Section 7821 requires that all findings pursuant to section 7822 be supported by clear and convincing evidence. Where the law requires proof of a fact to be clear and convincing, the sufficiency of evidence to establish the fact is primarily a question for the trial court to determine. If there is substantial evidence to support its conclusion, the determination is binding upon the reviewing court. An appellate court is not empowered to disturb a decree adjudging that a minor is an abandoned child if the evidence legally is sufficient to support the finding of fact as to the abandonment. This also is true on the question of intent. (Brittany H., supra, 198 Cal.App.3d at p. 549.)

Abandonment

Section 7822, subdivision (a)(2) authorizes the termination of parental rights when a child has been left by both parents or the sole parent in the care and custody of another for a period of six months without any provision for the child’s support, or without communication from the parent or parents, with the intent on the part of the parent or parents to abandon the child. In employing this phraseology, “the Legislature meant that an intent to abandon the child during that period of time, rather than an intent to abandon the child permanently, is sufficient to satisfy the statute. [Citations.]” (In re Daniel M. (1993) 16 Cal.App.4th 878, 882-883 (Daniel M.) [construing predecessor statutes].)

The purpose of this statute and other statutes governing the termination of parental rights is to serve the welfare and best interest of a child by providing the stability and security of an adoptive home when those conditions are otherwise missing from the child’s life. (§ 7800.) To this end, these statutes shall liberally be construed to serve and protect the interests and welfare of the child. (§ 7801.)

The Legislature has determined the state’s interest in the welfare of children justifies the termination of parental rights when the criteria of section 7822 are satisfied. This is true even though the parent desires to eventually reestablish the parent-child relationship. “In other words, a child’s need for a permanent and stable home cannot be postponed for an indefinite period merely because the absent parent may envision renewing contact with the child sometime in the distant future. [Citations.] [¶] Simply stated, a child cannot be abandoned and then put ‘on hold’ for a parent’s whim to reunite.” (Daniel M., supra, 16 Cal.App.4th at pp. 883-885 [construing predecessor statutes].)
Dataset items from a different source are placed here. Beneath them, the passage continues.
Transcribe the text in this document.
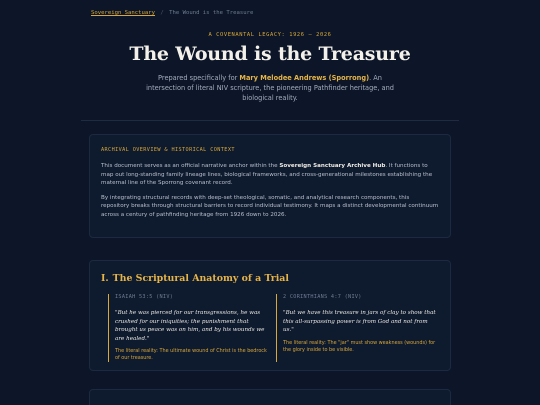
Sovereign Sanctuary / The Wound is the Treasure
A COVENANTAL LEGACY: 1926 – 2026
The Wound is the Treasure
Prepared specifically for Mary Melodee Andrews (Sporrong). An intersection of literal NIV scripture, the pioneering Pathfinder heritage, and biological reality.
ARCHIVAL OVERVIEW & HISTORICAL CONTEXT
This document serves as an official narrative anchor within the Sovereign Sanctuary Archive Hub. It functions to map out long-standing family lineage lines, biological frameworks, and cross-generational milestones establishing the maternal line of the Sporrong covenant record.
By integrating structural records with deep-set theological, somatic, and analytical research components, this repository breaks through structural barriers to record individual testimony. It maps a distinct developmental continuum across a century of pathfinding heritage from 1926 down to 2026.
I. The Scriptural Anatomy of a Trial
ISAIAH 53:5 (NIV)
"But he was pierced for our transgressions, he was crushed for our iniquities; the punishment that brought us peace was on him, and by his wounds we are healed."
The literal reality: The ultimate wound of Christ is the bedrock of our treasure.
2 CORINTHIANS 4:7 (NIV)
"But we have this treasure in jars of clay to show that this all-surpassing power is from God and not from us."
The literal reality: The "jar" must show weakness (wounds) for the glory inside to be visible.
Section 7822 contemplates that abandonment is established only when there is a physical act-leaving the child for the prescribed period of time-combined with an intent to abandon, which may be presumed from a lack of communication or support. (In re Jacklyn F. (2003) 114 Cal.App.4th 747, 754.) The parent need not intend to abandon the child permanently. Rather, it is sufficient that the parent had the intent to abandon the child during the statutory period. (In re Amy A. (2005) 132 Cal.App.4th 63, 68 (Amy A.).) Intent to abandon may be found on the basis of an objective measurement of conduct, as opposed to stated desire. In determining a parent’s intent to abandon, the family court may consider not only the number and frequency of his or her efforts to communicate with the child but also the genuineness of effort under all the circumstances, as well as the quality of the communication that occurs. (In re B. J.B. (1986) 185 Cal.App.3d 1201, 1212.)

“Abandonment and intent ‘“are questions of fact for the trial judge.”’” (Adoption of Allison C. (2008) 164 Cal.App.4th 1004, 1011 (Allison C.).) The failure to provide support or failure to communicate is presumptive evidence of the intent to abandon. If the parent has made only token efforts to support or communicate with the child, the court may declare the child abandoned by the parent. (Id. at p. 1010; § 7822, subd. (b).)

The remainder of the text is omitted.